2009年11月13日、アメリカのオバマ大統領が来日しました。この日の三時頃、羽田空港に降り立ったのですが、空港は勿論のことアメリカ大使館、国会周辺などは警戒体制が敷かれていました。国会前の道路に日本の国旗とアメリカの星条旗が並べて掲げられている光景は感動的でした。これは国益や思想などを超越した思いです。
国同士がお互いを尊重し合い交流し理解を深める。そこには国境や対立の概念はありません。風に吹かれて両国の国旗が空に向かってなびく光景は、将来に向かって伸びていく明るい姿が心の画面に見えました。白と赤と青の三色が空に向かっているように見えた場面は、そのことを教えてくれたようです。
国旗から見えた希望とは、直接選挙で選ばれたオバマ大統領と、国民の代表の中から選ばれた新しい政党である民主党の中からこそ見えたものかも知れません。国家の希望とは人への希望と似ています。
希望とは今自分よりも少し先にあるものです。それを目指している、それに追いつこうとする自分だから、今の立ち位置よりも先に進めるのです。ポールに取り付けられた二カ国の国旗は届きそうで届かない位置にありました。国旗とは国の掲げる理想を目指すシンボルでもあると思います。簡単に到達するものは目指す対象にはなりません。現時点では遠すぎて辿り着けないものも、目指すべき対象には不適切です。
今の自分には届かないけれども、理想を目指せば届きそうな位置、一人では無理かも知れないけれど、複数の人で取り組めば理想は叶うかも知れない位置に国旗はなびいていました。見て心で感じる美しい光景でした。
考えてみると分かることですが、国旗を掲げられる国、ここでは領土を指しますが、それがあることは感謝すべきことです。領土がなくイラク国内に暫定自治区があるだけのクルドは、現在、独立を目指しています。世界に4,000万人もいるのに領土がないクルド民族の悲しみは想像できませんが、一つの国家を形成し同じ国旗の下で理想国家を目指したい思いがあっても、現状では叶わないのです。国家の定義は複数ありますが、領土を持つことも条件の一つです。
領土を持って国旗を掲げ、民族全体で理想を目指している日本国は素晴らしい国なのです。奇しくもオバマ大統領が来日している時に、東京都内でクルド独立運動に関係している仲間と話し合っていると、理想と希望を持っているこの国の素晴らしさを思い返しました。独立国家は当たり前のように思いますが、クルドやパレスチナ、チベットなど独立できない民族が存在しているのも現実です。
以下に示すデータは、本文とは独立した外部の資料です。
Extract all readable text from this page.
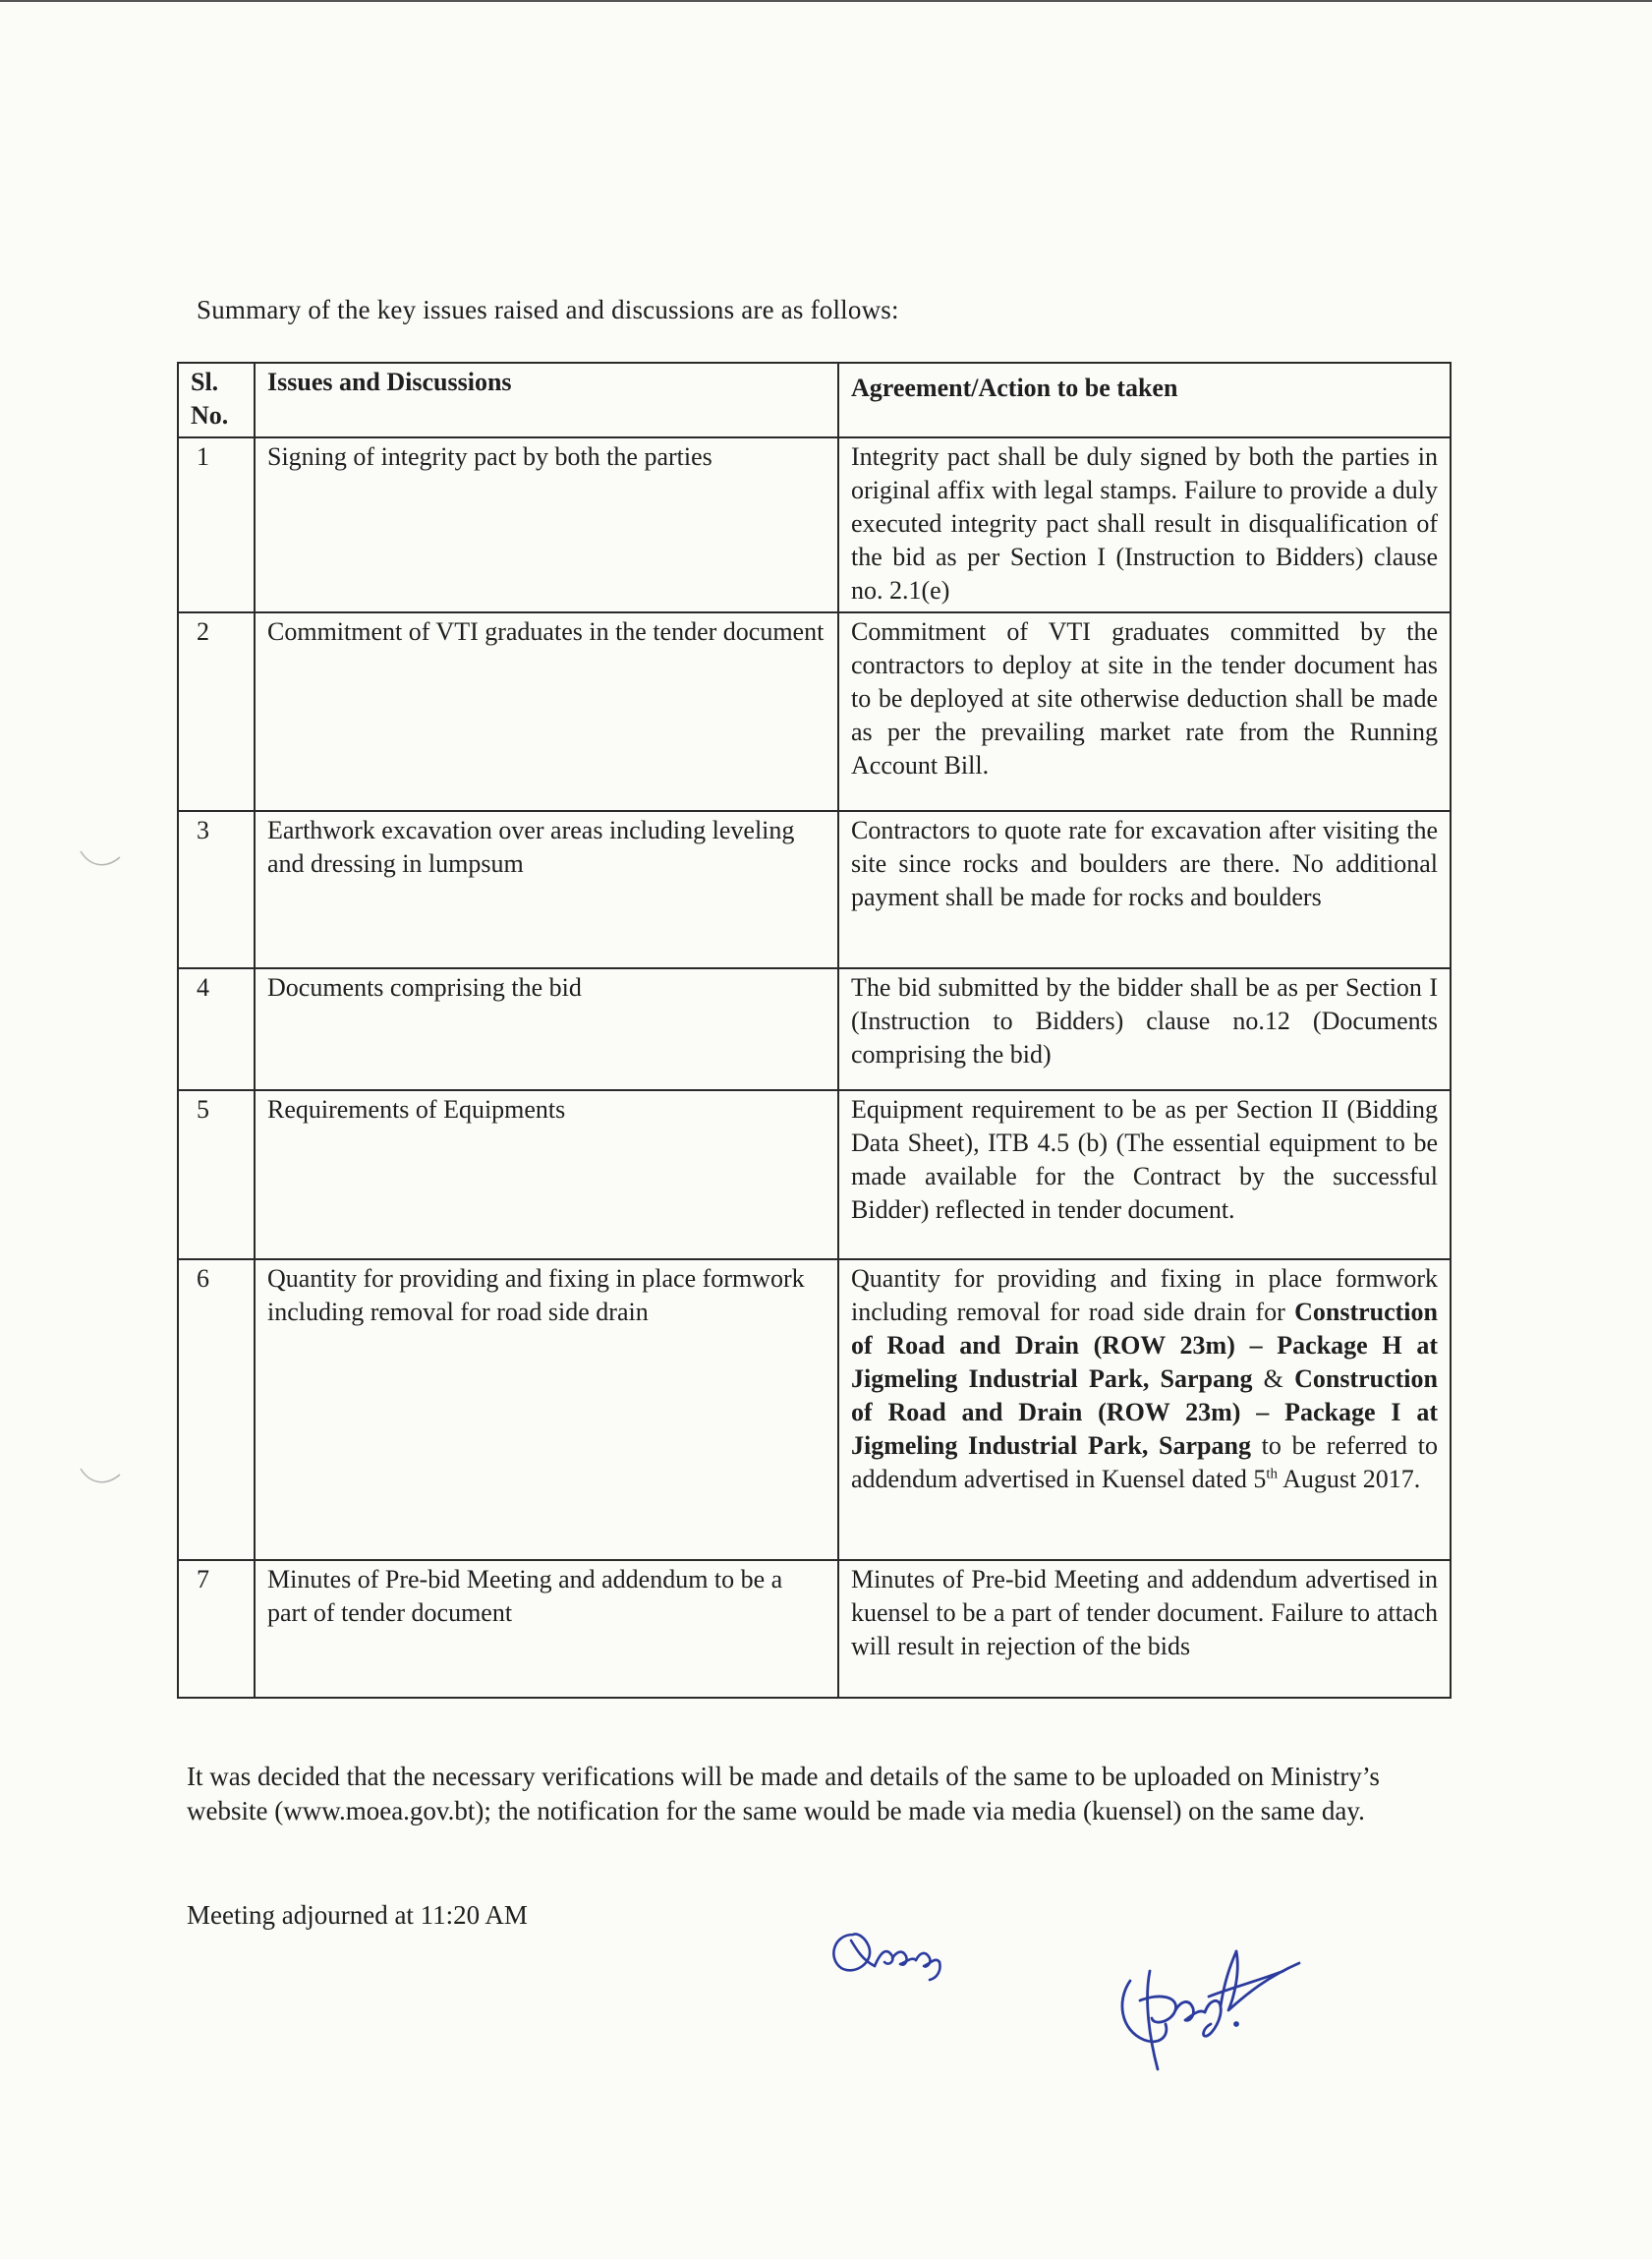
Summary of the key issues raised and discussions are as follows:
Sl. No.	Issues and Discussions	Agreement/Action to be taken
1	Signing of integrity pact by both the parties	Integrity pact shall be duly signed by both the parties in original affix with legal stamps. Failure to provide a duly executed integrity pact shall result in disqualification of the bid as per Section I (Instruction to Bidders) clause no. 2.1(e)
2	Commitment of VTI graduates in the tender document	Commitment of VTI graduates committed by the contractors to deploy at site in the tender document has to be deployed at site otherwise deduction shall be made as per the prevailing market rate from the Running Account Bill.
3	Earthwork excavation over areas including leveling and dressing in lumpsum	Contractors to quote rate for excavation after visiting the site since rocks and boulders are there. No additional payment shall be made for rocks and boulders
4	Documents comprising the bid	The bid submitted by the bidder shall be as per Section I (Instruction to Bidders) clause no.12 (Documents comprising the bid)
5	Requirements of Equipments	Equipment requirement to be as per Section II (Bidding Data Sheet), ITB 4.5 (b) (The essential equipment to be made available for the Contract by the successful Bidder) reflected in tender document.
6	Quantity for providing and fixing in place formwork including removal for road side drain	Quantity for providing and fixing in place formwork including removal for road side drain for Construction of Road and Drain (ROW 23m) – Package H at Jigmeling Industrial Park, Sarpang & Construction of Road and Drain (ROW 23m) – Package I at Jigmeling Industrial Park, Sarpang to be referred to addendum advertised in Kuensel dated 5th August 2017.
7	Minutes of Pre-bid Meeting and addendum to be a part of tender document	Minutes of Pre-bid Meeting and addendum advertised in kuensel to be a part of tender document. Failure to attach will result in rejection of the bids
It was decided that the necessary verifications will be made and details of the same to be uploaded on Ministry’s website (www.moea.gov.bt); the notification for the same would be made via media (kuensel) on the same day.
Meeting adjourned at 11:20 AM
理想を掲げ大空向かって羽ばたく国旗と同じように、人も理想を持って伸びていきたいものです。そして「赤も青も関係のない一つの国」を目指しているオバマ大統領ですから、現在はユートピアでしかあり得ない、国境で争うことのない世界を目指して欲しいものです。日本はその一翼を担えるだけの尊い国です。